Kevin Taylor, CUPs Press Intellectual Property Director replied to Pro-Action in July 2007
Mr Taylor failed to respond to many of the points raised in our letter. He commented that CUP issue a range of Artwork Agreements, and stated The work for hire version is in minority use. He said more commonly used CUP agreements are copyright assignments or grants of exclusive licences, and he claimed that many of them do include the assertion of moral rights. We had queried CUPs requests for assignments of copyright and their insistance on the waiving of moral rights in the Work for Hire contract,.
He stated that CUP need to buy as many rights as they can up-front for certain areas of their business and this is where the more extreme form of the licence is in use. He failed to explain why these rights are needed.
Mr Taylor further commented, I support the principle that the fee should reflect the rights acquired and agreed that the fee structure should vary according to the commission, the type of use and the rights acquired.
He suggested that CUP would still want to deal with illustrators individually, and that they should bring to CUPs attention any agreement they are asked to sign which they consider unfair, and that will then become the subject of a negotiation. He indicated that this arrangement would assist CUP assess attitudes within the industry and therefore their future rates.
Pro-Action advise all illustrators not to accept commissions under terms such as those requested in the Cambridge University Press (CUP) Artwork Agreement. See Argument section for points raised by Pro-Action over CUPs contract.
The statement from Mr Taylor, CUPs Press Intellectual Property Director, that he supports the principle that the fee for a commission should reflect the rights acquired is not backed up in the CUP contracts issued that Pro-Action has seen.
Pro-Action have responded to Mr Taylors reply, requesting that he respond more fully to our original letter.
Pro-Action recommend that all illustrators offered a copyright (or work for hire) assignment, or an agreement which contains a moral rights waiver should not sign it.
Instead negotiate a licence (as CUP have suggested) consisting of terms and fees priced on usage, territory and duration, i.e. so that the fee offered is sufficient to cover the rights requested.
AOI members may contact the association for further advice. Illustrators represented by an SAA member agent should contact their agent for additional advice.
Successful negotiation with CUP Adaptations and Versions Manager
UK agents/illustrators have been approached in 2008 by CUPs Adaptations and Versions Manager offering just £500 per title for "CUP to re-use the artwork in all media, Worldwide for the conceivable life of the product". The offers are on books published by CUP up to 20 years ago emphasising the value of illustrations long after their original usage. One illustrator had been offered this sum per book for five picture book titles, but was compelled to refuse as that sum reflected less than 10% of the original fee (from the mid nineties) - a derisory figure for a reuse fee.
This offer underlines CUPs undervaluing of artwork. See Pro-Actions Argument against CUPs Artwork Agreement above.
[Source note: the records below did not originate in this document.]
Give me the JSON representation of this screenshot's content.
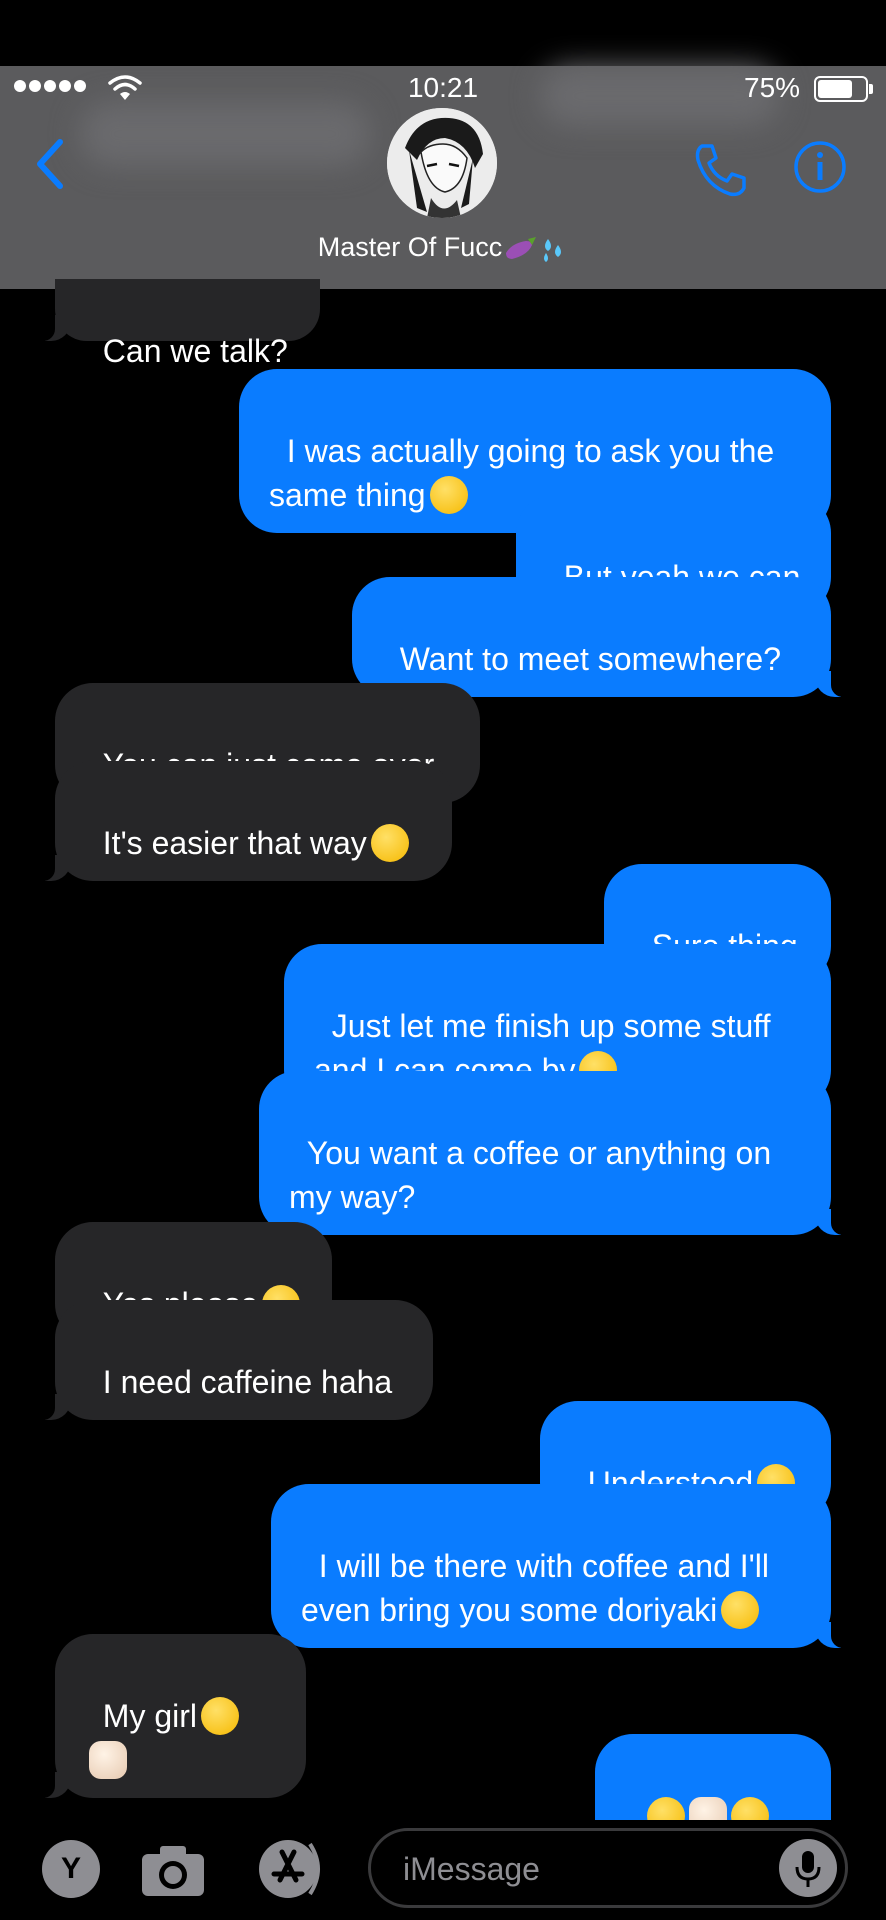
{
  "status_bar": {
    "time": "10:21",
    "battery_percent": "75%",
    "battery_level": 0.75
  },
  "header": {
    "contact_name": "Master Of Fucc",
    "contact_emoji": [
      "eggplant-emoji",
      "sweat-droplets-emoji"
    ],
    "back_icon": "chevron-left-icon",
    "call_icon": "phone-icon",
    "info_icon": "info-icon"
  },
  "messages": [
    {
      "side": "in",
      "text": "Can we talk?",
      "emoji": []
    },
    {
      "side": "out",
      "text": "I was actually going to ask you the same thing",
      "emoji": [
        "grinning-sweat-emoji"
      ]
    },
    {
      "side": "out",
      "text": "But yeah we can",
      "emoji": []
    },
    {
      "side": "out",
      "text": "Want to meet somewhere?",
      "emoji": []
    },
    {
      "side": "in",
      "text": "You can just come over",
      "emoji": []
    },
    {
      "side": "in",
      "text": "It's easier that way",
      "emoji": [
        "smiling-face-emoji"
      ]
    },
    {
      "side": "out",
      "text": "Sure thing",
      "emoji": []
    },
    {
      "side": "out",
      "text": "Just let me finish up some stuff and I can come by",
      "emoji": [
        "relaxed-emoji"
      ]
    },
    {
      "side": "out",
      "text": "You want a coffee or anything on my way?",
      "emoji": []
    },
    {
      "side": "in",
      "text": "Yes please",
      "emoji": [
        "pleading-face-emoji"
      ]
    },
    {
      "side": "in",
      "text": "I need caffeine haha",
      "emoji": []
    },
    {
      "side": "out",
      "text": "Understood",
      "emoji": [
        "sunglasses-emoji"
      ]
    },
    {
      "side": "out",
      "text": "I will be there with coffee and I'll even bring you some doriyaki",
      "emoji": [
        "relieved-emoji"
      ]
    },
    {
      "side": "in",
      "text": "My girl",
      "emoji": [
        "weary-face-emoji",
        "fist-bump-emoji"
      ]
    },
    {
      "side": "out",
      "text": "",
      "emoji": [
        "sunglasses-emoji",
        "fist-bump-emoji",
        "kissing-heart-emoji",
        "kissing-heart-emoji"
      ]
    }
  ],
  "input_bar": {
    "placeholder": "iMessage",
    "app_button_label": "Y",
    "camera_icon": "camera-icon",
    "appstore_icon": "app-store-icon",
    "mic_icon": "microphone-icon"
  },
  "colors": {
    "outgoing": "#0a7cff",
    "incoming": "#262628",
    "header": "#5b5b5d",
    "accent": "#0a7cff"
  }
}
CUP also offered only £100 for production of the titles in a single EU country. This was refused with the suggestion that £600 per title was more realistic. This negotiation was successful, and CUP are now compelled to renegotiate every new deal, depending on the territory requested.
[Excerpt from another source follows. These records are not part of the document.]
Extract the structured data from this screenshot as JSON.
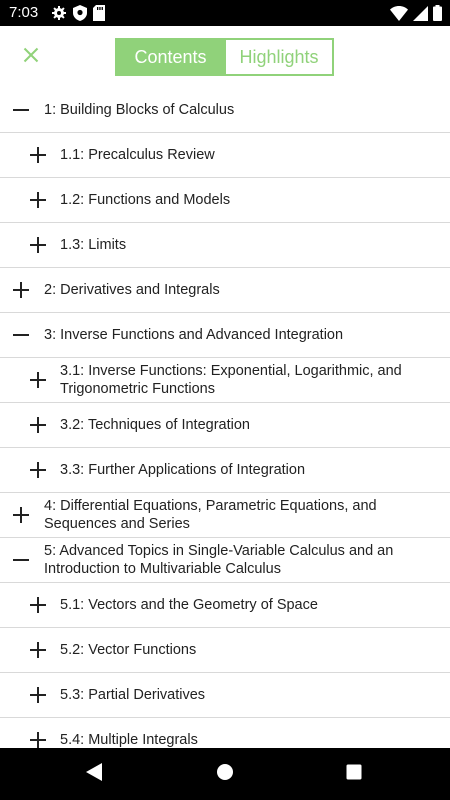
{
  "status_bar": {
    "time": "7:03",
    "left_icons": [
      "gear-icon",
      "shield-icon",
      "sd-card-icon"
    ],
    "right_icons": [
      "wifi-icon",
      "cell-signal-icon",
      "battery-icon"
    ]
  },
  "header": {
    "close_icon": "close-icon",
    "tabs": [
      {
        "label": "Contents",
        "active": true
      },
      {
        "label": "Highlights",
        "active": false
      }
    ]
  },
  "toc": {
    "items": [
      {
        "label": "1: Building Blocks of Calculus",
        "level": 1,
        "expanded": true
      },
      {
        "label": "1.1: Precalculus Review",
        "level": 2,
        "expanded": false
      },
      {
        "label": "1.2: Functions and Models",
        "level": 2,
        "expanded": false
      },
      {
        "label": "1.3: Limits",
        "level": 2,
        "expanded": false
      },
      {
        "label": "2: Derivatives and Integrals",
        "level": 1,
        "expanded": false
      },
      {
        "label": "3: Inverse Functions and Advanced Integration",
        "level": 1,
        "expanded": true
      },
      {
        "label": "3.1: Inverse Functions: Exponential, Logarithmic, and Trigonometric Functions",
        "level": 2,
        "expanded": false
      },
      {
        "label": "3.2: Techniques of Integration",
        "level": 2,
        "expanded": false
      },
      {
        "label": "3.3: Further Applications of Integration",
        "level": 2,
        "expanded": false
      },
      {
        "label": "4: Differential Equations, Parametric Equations, and Sequences and Series",
        "level": 1,
        "expanded": false
      },
      {
        "label": "5: Advanced Topics in Single-Variable Calculus and an Introduction to Multivariable Calculus",
        "level": 1,
        "expanded": true
      },
      {
        "label": "5.1: Vectors and the Geometry of Space",
        "level": 2,
        "expanded": false
      },
      {
        "label": "5.2: Vector Functions",
        "level": 2,
        "expanded": false
      },
      {
        "label": "5.3: Partial Derivatives",
        "level": 2,
        "expanded": false
      },
      {
        "label": "5.4: Multiple Integrals",
        "level": 2,
        "expanded": false
      }
    ]
  },
  "nav_bar": {
    "icons": [
      "back-icon",
      "home-icon",
      "recents-icon"
    ]
  },
  "colors": {
    "accent": "#90d27a",
    "text": "#222222",
    "divider": "#d9d9d9"
  }
}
Another agent was approached over a similar buyout of extensive rights for an existing picture book, and was again turned down. CUP came back with a slightly higher offer which the illustrator involved did not consider sufficient. The Adaptations and Versions Manager admitted that many illustrators were rejecting his offers, and that the projected range CUP had hoped to produce with little outlay on content would have to be curtailed.